On April 17, 1972, the premises of the 20th Section of the Communist Party of Uruguay were attacked by more than 500 military, police and paramilitary personnel. On the occasion eight communist militants were killed. In 1987, the newspaper El Popular presented a journalistic investigation detailing the events that occurred. It is reported that around 10 in the morning the military troops made the first raid on the premises of Sectional 20. For several days, many militants had taken turns looking after it, in the face of the wave of attacks and provocations. The deputy Jaime Pérez, who arrived at the time of the rake operation, will remember in the Chamber, two weeks later, what he said to the responsible officer: “While we were going through the premises and looking at everything, I explained how the vandalism assault had been on Friday of the meeting of the General Assembly, to the central office of our Party. And how, if it had not been for the enormous number of people there and for the discipline and serenity they showed, it could have been transformed into many dead. I told him that in these circumstances you have to keep a very cool head, because men can be the toy of situations created by groups that are there for that, to unleash chaos in the Republic, to create the conditions for fascism and repression. fiercest against the people. Saying this, I had no idea that a few hours later we would find ourselves facing the consummation of these events.
After the operation, around 12 noon, the entire area was still under police-military control. Around 8:00 p.m., a street food vendor receives a significant summons from two private individuals, who show police cards. The merchant worked about a hundred meters away selling his products until dawn. The private ones, hearing that the merchant closed at 1:00 or 2:00 in the morning, ordered him to do so at 11:00 p.m. that same night.

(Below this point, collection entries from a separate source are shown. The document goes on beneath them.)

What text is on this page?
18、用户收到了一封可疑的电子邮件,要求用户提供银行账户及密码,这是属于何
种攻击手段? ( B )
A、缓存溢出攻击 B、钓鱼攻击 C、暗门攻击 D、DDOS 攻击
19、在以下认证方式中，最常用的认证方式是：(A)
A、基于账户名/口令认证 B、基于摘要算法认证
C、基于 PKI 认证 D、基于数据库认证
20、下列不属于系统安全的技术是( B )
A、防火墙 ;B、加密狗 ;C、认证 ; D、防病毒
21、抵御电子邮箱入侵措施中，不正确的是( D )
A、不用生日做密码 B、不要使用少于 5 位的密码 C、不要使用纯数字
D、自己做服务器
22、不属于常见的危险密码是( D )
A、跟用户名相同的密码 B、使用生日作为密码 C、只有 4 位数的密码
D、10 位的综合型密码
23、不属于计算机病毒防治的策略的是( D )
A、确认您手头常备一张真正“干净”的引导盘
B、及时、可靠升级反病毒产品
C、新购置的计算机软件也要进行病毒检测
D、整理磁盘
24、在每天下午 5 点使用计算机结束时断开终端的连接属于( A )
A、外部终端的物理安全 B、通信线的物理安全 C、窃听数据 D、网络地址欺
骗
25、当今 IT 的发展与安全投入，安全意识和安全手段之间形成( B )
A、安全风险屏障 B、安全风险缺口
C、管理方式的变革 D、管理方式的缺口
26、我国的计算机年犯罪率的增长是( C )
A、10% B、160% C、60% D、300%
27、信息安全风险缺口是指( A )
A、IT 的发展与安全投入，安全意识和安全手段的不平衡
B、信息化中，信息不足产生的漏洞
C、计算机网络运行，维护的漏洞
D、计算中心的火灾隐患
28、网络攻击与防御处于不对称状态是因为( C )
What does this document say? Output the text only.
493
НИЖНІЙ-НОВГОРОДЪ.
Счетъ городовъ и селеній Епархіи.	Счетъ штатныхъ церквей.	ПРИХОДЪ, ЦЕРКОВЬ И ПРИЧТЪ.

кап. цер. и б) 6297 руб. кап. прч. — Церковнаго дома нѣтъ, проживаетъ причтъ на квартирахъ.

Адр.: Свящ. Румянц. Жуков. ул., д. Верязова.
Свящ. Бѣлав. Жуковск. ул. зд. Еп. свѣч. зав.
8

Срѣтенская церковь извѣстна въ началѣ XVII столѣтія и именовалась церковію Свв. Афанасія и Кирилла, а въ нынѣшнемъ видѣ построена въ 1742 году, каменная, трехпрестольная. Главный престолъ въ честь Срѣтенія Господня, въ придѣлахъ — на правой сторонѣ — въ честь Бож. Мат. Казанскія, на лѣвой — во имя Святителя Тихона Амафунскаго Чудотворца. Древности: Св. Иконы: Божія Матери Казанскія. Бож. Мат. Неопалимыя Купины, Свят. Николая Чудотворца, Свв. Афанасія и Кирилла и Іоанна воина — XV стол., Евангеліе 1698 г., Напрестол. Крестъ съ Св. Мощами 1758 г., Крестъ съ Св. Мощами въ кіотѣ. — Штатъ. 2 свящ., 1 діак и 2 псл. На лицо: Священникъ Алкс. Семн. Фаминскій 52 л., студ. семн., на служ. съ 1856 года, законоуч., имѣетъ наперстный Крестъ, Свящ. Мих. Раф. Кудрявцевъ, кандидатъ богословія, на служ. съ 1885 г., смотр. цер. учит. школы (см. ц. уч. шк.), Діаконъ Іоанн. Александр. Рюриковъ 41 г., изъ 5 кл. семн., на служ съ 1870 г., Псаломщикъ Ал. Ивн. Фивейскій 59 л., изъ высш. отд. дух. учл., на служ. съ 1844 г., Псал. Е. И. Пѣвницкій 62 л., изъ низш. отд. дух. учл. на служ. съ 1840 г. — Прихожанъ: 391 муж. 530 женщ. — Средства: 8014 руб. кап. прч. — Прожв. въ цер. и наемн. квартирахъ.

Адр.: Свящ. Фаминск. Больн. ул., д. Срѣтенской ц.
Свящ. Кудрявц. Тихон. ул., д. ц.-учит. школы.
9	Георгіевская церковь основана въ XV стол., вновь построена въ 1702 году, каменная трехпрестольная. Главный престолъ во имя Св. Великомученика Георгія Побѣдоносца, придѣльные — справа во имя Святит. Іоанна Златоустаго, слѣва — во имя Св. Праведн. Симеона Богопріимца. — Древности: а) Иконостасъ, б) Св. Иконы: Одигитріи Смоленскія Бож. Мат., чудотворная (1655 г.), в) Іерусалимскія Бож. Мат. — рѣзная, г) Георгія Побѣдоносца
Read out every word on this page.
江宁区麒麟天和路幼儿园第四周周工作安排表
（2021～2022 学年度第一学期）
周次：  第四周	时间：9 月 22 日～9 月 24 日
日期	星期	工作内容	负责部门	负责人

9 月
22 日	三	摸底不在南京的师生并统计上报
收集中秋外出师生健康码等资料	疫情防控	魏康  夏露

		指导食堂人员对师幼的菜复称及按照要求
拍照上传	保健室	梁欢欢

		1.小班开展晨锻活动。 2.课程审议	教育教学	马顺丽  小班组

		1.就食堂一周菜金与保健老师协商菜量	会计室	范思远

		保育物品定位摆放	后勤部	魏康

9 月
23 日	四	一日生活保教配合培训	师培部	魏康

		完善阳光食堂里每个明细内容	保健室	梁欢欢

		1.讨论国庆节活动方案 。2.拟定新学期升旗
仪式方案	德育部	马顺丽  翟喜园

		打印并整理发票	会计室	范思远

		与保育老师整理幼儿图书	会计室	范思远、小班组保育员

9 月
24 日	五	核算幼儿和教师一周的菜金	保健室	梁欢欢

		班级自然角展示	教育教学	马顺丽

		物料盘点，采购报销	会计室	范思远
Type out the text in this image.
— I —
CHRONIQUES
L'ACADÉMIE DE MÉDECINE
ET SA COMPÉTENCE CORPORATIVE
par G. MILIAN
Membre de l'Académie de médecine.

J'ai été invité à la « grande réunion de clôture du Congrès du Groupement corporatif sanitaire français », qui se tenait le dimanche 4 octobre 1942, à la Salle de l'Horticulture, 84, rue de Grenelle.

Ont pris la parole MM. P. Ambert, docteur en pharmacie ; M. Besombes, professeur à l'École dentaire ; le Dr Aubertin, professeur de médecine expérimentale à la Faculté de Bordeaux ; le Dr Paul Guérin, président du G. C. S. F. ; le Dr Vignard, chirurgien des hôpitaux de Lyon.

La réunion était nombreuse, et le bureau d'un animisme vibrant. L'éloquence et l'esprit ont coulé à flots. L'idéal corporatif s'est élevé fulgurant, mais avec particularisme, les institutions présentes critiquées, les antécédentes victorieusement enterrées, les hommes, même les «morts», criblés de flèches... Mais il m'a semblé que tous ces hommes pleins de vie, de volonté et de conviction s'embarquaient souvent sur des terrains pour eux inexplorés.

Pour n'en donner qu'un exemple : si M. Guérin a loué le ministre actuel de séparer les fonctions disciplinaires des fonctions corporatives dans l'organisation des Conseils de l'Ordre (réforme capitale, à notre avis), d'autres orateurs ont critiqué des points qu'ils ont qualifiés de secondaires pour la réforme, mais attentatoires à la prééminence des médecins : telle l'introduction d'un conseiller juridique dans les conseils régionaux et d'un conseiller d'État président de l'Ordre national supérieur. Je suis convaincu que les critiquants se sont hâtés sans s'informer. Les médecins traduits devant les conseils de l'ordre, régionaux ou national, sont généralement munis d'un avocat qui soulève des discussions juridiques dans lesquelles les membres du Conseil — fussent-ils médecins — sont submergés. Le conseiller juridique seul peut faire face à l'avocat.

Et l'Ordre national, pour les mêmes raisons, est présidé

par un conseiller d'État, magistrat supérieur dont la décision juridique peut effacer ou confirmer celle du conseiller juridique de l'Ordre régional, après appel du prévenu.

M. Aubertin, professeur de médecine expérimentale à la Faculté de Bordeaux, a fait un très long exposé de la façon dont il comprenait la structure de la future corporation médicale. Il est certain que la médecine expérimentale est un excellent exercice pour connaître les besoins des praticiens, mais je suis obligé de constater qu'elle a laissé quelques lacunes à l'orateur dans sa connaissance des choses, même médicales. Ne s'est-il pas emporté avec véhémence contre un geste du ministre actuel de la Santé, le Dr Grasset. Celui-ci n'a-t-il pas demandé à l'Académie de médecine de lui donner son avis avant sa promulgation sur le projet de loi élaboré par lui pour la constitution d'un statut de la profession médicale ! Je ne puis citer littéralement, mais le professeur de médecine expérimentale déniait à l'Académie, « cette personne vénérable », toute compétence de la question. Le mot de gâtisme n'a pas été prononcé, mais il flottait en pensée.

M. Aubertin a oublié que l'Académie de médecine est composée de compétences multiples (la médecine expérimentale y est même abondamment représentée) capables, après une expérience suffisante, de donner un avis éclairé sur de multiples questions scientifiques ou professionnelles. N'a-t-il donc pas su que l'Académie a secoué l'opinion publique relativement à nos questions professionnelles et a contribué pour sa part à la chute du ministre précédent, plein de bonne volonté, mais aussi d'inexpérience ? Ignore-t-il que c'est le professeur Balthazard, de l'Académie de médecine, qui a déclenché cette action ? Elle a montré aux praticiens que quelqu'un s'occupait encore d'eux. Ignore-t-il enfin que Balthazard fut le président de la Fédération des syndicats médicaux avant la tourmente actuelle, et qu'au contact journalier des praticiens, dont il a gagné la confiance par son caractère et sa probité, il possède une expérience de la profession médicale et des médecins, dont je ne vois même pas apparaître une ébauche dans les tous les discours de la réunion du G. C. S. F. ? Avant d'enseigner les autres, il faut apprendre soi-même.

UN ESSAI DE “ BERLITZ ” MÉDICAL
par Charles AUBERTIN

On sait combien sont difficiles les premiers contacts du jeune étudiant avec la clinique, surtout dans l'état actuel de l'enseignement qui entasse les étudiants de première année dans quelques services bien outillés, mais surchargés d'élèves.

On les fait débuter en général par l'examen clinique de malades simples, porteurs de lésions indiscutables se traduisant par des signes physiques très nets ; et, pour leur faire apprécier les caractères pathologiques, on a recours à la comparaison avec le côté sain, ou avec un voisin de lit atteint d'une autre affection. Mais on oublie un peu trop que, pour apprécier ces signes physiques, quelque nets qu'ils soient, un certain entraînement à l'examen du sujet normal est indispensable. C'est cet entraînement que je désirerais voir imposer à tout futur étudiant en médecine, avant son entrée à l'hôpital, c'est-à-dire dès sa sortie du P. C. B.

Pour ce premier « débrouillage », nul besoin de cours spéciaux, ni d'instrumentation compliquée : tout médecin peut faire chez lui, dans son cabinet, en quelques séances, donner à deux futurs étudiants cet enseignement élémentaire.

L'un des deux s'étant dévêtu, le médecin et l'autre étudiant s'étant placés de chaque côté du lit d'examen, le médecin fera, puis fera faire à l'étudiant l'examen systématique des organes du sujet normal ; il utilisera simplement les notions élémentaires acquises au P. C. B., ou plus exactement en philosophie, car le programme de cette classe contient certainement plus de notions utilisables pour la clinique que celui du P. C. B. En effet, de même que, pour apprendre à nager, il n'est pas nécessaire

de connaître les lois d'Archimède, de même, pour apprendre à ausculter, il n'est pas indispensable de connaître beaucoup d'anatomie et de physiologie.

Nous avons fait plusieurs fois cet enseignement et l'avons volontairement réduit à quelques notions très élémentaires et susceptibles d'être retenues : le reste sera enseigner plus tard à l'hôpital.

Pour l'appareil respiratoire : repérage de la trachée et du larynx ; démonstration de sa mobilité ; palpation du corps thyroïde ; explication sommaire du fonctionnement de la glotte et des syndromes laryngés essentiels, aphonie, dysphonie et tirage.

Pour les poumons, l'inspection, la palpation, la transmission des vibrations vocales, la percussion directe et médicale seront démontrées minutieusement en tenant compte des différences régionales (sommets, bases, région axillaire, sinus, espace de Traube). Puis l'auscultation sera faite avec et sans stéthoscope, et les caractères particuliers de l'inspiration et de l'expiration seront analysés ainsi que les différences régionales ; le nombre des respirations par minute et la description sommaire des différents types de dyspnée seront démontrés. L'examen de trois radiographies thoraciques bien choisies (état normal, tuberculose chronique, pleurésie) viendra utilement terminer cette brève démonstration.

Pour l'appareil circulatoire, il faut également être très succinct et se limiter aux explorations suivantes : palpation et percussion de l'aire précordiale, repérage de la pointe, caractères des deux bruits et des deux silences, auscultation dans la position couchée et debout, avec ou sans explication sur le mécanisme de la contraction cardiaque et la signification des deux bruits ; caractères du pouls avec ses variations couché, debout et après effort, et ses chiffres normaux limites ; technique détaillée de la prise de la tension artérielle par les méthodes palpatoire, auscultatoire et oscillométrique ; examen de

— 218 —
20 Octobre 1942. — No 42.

The place is surrounded at dawn by military and police vehicles, the area is surrounded by heavily armed civilian men and soldiers and police stationed on the rooftops in side streets. A shootout breaks out, the order to leave is given, the militants who come out with their hands up are shot. Luis Alberto Mendiola, Raúl Gancio, Elman Fernández, Justo Sena, Ricardo González, José Abreu and Ruben López die at the scene. Héctor Cervelli dies days later in the Military Hospital.
In this operation, the captain of the Cavalry Regiment No. 9, Wilfredo Busconi, was also seriously injured by military weapons. He died in 1974 as a result of the wound. Once democracy was restored, forensic studies determined that it was a projectile that came from the armed forces themselves that fatally wounded him.